RYAN VREDE looks at Chiliboy Ralepelle’s plight and asks some pressing questions with the hooker on the cusp of his 50th Super Rugby appearance.
This milestone seems a logical place to stop and assess Ralepelle’s career. As a schoolboy and junior international Ralepelle was widely regarded as among the best in his position in the world. The Bulls proclaimed a massive coup upon securing his signature and former Springbok captain John Smit later anointed him as his successor, an offering he should have been more conservative with in hindsight.

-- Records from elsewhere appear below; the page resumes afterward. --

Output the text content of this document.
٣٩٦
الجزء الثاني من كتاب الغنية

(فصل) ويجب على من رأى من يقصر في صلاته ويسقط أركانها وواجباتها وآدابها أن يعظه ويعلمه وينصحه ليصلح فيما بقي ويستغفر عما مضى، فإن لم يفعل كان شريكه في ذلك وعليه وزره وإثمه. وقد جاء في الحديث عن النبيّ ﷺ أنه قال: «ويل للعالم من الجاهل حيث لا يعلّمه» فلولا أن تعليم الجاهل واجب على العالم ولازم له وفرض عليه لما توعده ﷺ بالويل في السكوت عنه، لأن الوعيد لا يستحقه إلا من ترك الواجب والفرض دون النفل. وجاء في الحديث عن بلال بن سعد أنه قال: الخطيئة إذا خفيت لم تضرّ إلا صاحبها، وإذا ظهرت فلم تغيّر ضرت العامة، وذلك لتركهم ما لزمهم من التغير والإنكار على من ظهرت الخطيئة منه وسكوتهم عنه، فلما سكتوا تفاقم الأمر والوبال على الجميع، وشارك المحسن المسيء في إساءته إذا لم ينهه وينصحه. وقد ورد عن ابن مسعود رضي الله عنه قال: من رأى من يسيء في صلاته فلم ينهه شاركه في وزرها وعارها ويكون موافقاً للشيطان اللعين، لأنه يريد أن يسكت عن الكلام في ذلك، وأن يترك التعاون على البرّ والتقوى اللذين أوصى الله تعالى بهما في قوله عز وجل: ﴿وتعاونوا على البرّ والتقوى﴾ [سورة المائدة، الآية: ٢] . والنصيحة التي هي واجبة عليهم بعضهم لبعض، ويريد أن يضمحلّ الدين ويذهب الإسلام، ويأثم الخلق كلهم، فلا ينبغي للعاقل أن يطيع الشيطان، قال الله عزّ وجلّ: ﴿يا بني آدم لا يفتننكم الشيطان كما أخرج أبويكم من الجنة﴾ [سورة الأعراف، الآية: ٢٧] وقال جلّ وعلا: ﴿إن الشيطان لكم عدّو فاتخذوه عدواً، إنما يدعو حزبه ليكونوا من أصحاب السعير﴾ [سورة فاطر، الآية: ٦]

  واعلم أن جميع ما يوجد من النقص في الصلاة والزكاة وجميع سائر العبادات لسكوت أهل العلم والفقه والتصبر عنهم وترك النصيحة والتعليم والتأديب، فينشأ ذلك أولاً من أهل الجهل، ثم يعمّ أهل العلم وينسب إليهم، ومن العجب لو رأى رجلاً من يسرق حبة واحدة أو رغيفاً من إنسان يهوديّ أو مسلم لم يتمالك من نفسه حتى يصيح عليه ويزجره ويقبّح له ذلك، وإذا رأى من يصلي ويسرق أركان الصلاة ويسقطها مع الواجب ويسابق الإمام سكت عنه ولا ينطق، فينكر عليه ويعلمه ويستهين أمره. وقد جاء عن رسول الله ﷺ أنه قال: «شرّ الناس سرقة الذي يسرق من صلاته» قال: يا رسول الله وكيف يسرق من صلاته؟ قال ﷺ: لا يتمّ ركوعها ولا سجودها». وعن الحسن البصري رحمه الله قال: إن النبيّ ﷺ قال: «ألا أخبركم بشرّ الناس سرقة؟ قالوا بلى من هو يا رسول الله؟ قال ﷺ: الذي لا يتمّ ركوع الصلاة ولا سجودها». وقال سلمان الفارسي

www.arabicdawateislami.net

It hasn’t helped Ralepelle’s development or personal ambition that up until this current Super Rugby campaign he hasn’t started regularly when fit, or missed large chunks of the tournament through injury. However, despite his lack of game time in Super Rugby he was continually selected for Springbok teams under Jake White and Peter de Villiers’ watch, the coaches justifying his selections with glowing assessments of his talent, which in turn created an unrealistic standard against which Ralepelle would be measured from thereon.
His elevation to the Test stage was undoubtedly premature, and while he has never looked completely out of his depth in any of his 21 appearances (the majority of those as a substitute), the aforementioned created expectation was never met. As a result he has been unfairly branded a mediocre Test player by large sections of the South African rugby fraternity.
However, injury-free and backed by his coaches at the Bulls this season, Ralepelle has impressed and shown glimpses of the player we were told he is. But now his Test career has stalled, with no prospect of it progressing in the manner he would have hoped for unless those ahead of him in the pecking order – Bismarck du Plessis and Adriaan Strauss – are injured or suffer significant losses of form.
This was supposed to be the year Ralepelle’s intimate relationship with the Springboks’ tackle bags ended. But Meyer’s appointment saw a deviation from the script. Meyer has always been a great admirer of Du Plessis, and, form and fitness permitting, will commit to him for the duration of his tenure. And while even Ralepelle’s most ardent supporters would find it difficult to motivate for him to start ahead of Du Plessis, he had realistic ambitions of being his deputy.
Not so now. Meyer deeply lamented Strauss’ departure from the Bulls during his time as head coach at the Pretoria franchise, and had actively worked for his return thereafter, maintaining he was a world-class hooker who would amplify the team’s threat. It was therefore no surprise that Meyer opted for Strauss ahead of Ralepelle for the England series and will do so again for the Rugby Championship.
So where does this leave the 25-year-old Ralepelle? He is set to remain the incumbent at the Bulls until his contract expires in October 2013. Meyer has stressed that form will always be his primary criteria for selection. Ralepelle could endeavour to force Meyer’s hand through consistently outstanding form. But what is the ceiling of his potential in comparison to that of Strauss? And if both players are at or close to that ceiling, is Ralepelle better than his challenger? I’m not sure he is, but it is an indictment on Bulls and to a greater degree Springbok coaches White and De Villiers that 50 matches into his Super Rugby and 21 Tests that nobody can answer this with any certainty.